Saya hanya ingat bahwa saya sedang bersiap-siap untuk mendengarkan lagu, dan di sinilah saya? Apakah saya pingsan? Saya tidak minum... Aduh, kepala saya sakit, saya sangat pusing, saya ingin muntah... Saat ini, saya merasa seperti baru saja bangun dari mabuk.

Tentu saja, ini hanya perasaan saya, karena saya tidak pernah mabuk.

Sambil mengangkat tangan untuk menggosok pelipis, saya melirik pemutar musik dan mendapati bahwa pemutar musik telah berhenti bermain.

Maju! Maju! ... Ya, saya sedang mendengarkan lagu ini! Saya sama sekali tidak ingat melodinya... Karena bingung, saya mengklik ulasan lagu itu lagi.

“Bagus!”

“Pengalaman yang belum pernah terjadi sebelumnya.”

“Kesenangan yang luar biasa.”

...

Karena saya sudah membaca ulasan di beberapa halaman pertama, saya hanya melihat sekilas dan menggulir ke bagian akhir:

“Terima kasih banyak untuk lagu ini! Lagu ini menyembuhkan insomnia kronis saya.”

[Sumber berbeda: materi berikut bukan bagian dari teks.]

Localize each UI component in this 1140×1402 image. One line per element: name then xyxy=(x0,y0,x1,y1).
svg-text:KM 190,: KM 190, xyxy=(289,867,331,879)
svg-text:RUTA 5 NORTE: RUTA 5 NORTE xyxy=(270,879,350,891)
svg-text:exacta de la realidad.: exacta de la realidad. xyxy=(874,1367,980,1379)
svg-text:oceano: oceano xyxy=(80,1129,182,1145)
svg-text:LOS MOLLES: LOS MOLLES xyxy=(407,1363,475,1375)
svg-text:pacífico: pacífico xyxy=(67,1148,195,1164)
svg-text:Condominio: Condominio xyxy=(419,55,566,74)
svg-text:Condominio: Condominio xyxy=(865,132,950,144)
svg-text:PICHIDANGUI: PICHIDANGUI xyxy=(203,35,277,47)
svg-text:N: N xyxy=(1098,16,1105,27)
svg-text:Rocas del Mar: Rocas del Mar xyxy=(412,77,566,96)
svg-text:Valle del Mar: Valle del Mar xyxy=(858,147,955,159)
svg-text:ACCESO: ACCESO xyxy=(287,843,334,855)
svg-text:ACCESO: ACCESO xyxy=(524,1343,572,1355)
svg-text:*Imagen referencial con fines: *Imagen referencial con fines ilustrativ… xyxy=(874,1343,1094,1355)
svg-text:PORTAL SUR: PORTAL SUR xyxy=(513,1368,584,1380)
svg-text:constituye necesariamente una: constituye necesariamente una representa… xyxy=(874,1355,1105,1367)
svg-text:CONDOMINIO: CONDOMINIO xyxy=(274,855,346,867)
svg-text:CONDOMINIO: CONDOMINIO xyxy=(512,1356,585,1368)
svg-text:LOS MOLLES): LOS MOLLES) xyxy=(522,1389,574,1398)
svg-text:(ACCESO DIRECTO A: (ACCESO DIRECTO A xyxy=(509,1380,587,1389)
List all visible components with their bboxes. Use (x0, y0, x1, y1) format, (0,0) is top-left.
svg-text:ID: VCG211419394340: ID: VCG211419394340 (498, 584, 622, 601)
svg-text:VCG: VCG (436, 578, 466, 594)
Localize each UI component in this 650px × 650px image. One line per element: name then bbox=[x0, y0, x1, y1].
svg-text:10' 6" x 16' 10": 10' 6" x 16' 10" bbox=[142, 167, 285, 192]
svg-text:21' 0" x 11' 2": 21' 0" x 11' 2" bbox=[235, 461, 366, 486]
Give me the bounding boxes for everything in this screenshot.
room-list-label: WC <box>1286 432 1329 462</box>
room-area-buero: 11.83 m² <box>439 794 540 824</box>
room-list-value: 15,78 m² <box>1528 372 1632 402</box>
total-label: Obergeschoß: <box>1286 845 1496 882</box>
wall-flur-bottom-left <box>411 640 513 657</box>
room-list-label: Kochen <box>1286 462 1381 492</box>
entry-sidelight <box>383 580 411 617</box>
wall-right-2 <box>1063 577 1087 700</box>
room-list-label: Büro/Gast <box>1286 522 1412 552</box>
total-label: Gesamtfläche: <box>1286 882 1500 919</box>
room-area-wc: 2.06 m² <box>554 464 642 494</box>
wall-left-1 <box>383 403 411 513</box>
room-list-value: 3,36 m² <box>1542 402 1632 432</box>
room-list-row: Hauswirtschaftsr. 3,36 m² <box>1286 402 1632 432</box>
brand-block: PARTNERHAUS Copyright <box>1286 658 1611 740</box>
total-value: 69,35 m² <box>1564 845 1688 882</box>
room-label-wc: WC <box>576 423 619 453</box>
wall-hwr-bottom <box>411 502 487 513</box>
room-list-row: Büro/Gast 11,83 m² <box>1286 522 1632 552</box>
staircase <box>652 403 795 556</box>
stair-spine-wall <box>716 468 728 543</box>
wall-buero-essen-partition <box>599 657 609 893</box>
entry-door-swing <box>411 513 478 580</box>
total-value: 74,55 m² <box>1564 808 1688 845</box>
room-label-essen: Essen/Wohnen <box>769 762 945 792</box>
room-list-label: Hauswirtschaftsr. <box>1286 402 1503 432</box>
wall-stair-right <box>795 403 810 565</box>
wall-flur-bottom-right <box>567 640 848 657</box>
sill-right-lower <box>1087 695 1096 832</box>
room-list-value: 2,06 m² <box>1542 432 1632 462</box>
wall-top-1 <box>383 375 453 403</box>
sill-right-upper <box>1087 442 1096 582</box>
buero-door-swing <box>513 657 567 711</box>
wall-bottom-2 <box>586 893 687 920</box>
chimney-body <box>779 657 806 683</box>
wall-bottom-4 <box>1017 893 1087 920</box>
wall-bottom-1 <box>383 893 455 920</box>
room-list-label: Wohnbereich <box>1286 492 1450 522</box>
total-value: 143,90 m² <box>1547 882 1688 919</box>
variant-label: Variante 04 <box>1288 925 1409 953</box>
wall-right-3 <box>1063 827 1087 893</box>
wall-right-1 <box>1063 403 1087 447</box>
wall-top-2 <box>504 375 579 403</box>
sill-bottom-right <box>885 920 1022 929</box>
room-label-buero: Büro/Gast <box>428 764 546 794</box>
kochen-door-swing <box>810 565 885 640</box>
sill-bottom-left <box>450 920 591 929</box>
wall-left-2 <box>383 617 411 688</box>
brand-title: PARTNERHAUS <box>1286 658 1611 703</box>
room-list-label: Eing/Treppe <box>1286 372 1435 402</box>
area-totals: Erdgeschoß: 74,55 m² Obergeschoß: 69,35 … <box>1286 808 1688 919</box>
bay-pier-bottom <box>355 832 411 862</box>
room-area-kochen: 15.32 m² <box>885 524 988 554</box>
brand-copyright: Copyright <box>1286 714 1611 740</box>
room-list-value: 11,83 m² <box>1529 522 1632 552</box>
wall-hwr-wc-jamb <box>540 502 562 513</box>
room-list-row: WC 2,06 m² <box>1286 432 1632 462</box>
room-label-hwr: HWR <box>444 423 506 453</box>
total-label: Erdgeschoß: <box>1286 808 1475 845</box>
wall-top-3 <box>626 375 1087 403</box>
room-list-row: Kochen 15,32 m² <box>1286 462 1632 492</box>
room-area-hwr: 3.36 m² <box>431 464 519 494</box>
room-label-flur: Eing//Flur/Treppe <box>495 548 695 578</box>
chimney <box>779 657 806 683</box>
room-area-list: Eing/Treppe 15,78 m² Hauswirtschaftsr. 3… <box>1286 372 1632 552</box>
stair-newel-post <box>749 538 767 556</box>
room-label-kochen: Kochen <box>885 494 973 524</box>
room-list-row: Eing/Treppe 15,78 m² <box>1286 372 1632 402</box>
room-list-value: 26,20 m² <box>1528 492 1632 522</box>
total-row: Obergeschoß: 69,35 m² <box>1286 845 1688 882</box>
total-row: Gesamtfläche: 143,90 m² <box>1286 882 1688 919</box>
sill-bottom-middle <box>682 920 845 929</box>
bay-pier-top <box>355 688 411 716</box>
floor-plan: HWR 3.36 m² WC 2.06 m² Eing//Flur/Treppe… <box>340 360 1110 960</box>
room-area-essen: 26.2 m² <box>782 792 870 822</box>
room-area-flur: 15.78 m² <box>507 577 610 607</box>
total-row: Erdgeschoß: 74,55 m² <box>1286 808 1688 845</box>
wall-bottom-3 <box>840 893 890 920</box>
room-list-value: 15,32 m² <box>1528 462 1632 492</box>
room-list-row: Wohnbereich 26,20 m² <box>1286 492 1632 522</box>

“Musik death rock yang paling murni dan paling punk!”

“Lagu ini membuat saya pingsan. Ini bukan deskripsi, tapi benar-benar apa yang terjadi!”

“Saya tidak bisa membayangkan bagaimana manusia bisa membuat suara seperti itu...”

“Jika Anda seorang pria, cobalah bertahan selama 30 detik!”

...

Ini... Lagu ini sedikit bermasalah... Saya tidak akan mendengarkan apa yang disebut “death rock” ini lagi... Saya mengertakkan gigi selama beberapa detik sebelum memutuskan untuk menambahkan ulasan lain:

“Bentuk musik yang belum pernah ada sebelumnya! Ini melampaui pemahaman manusia!”

Saya harus membiarkan orang lain mengalaminya juga. Saya tidak boleh egois!

Setelah mendapatkan penjelasan awal mengenai pemadaman listrik secara misterius, saya melepas headphone dan bersiap-siap untuk bekerja.

Namun demikian, kepala saya pusing dan dahi saya berdenyut-denyut kesakitan. Dari waktu ke waktu, saya merasa jijik.

Ini jauh lebih buruk daripada sengatan panas yang pernah saya derita. Bahkan pendingin ruangan yang kuat di kantor tidak mampu meredakan ketidaknyamanan saya.

Tidak, saya harus pergi ke rumah sakit untuk pemeriksaan. Saya merasa seperti akan pingsan... Saya mencoba menenangkan diri, tetapi saya masih tidak bisa bertahan.

Untungnya, CEO Huang selalu bermurah hati. Setiap karyawan mendapat cuti medis berbayar selama dua hari tanpa surat keterangan dokter.

Saya segera menulis permohonan cuti dan pergi ke kantor Direktur Ai untuk meminta tanda tangannya.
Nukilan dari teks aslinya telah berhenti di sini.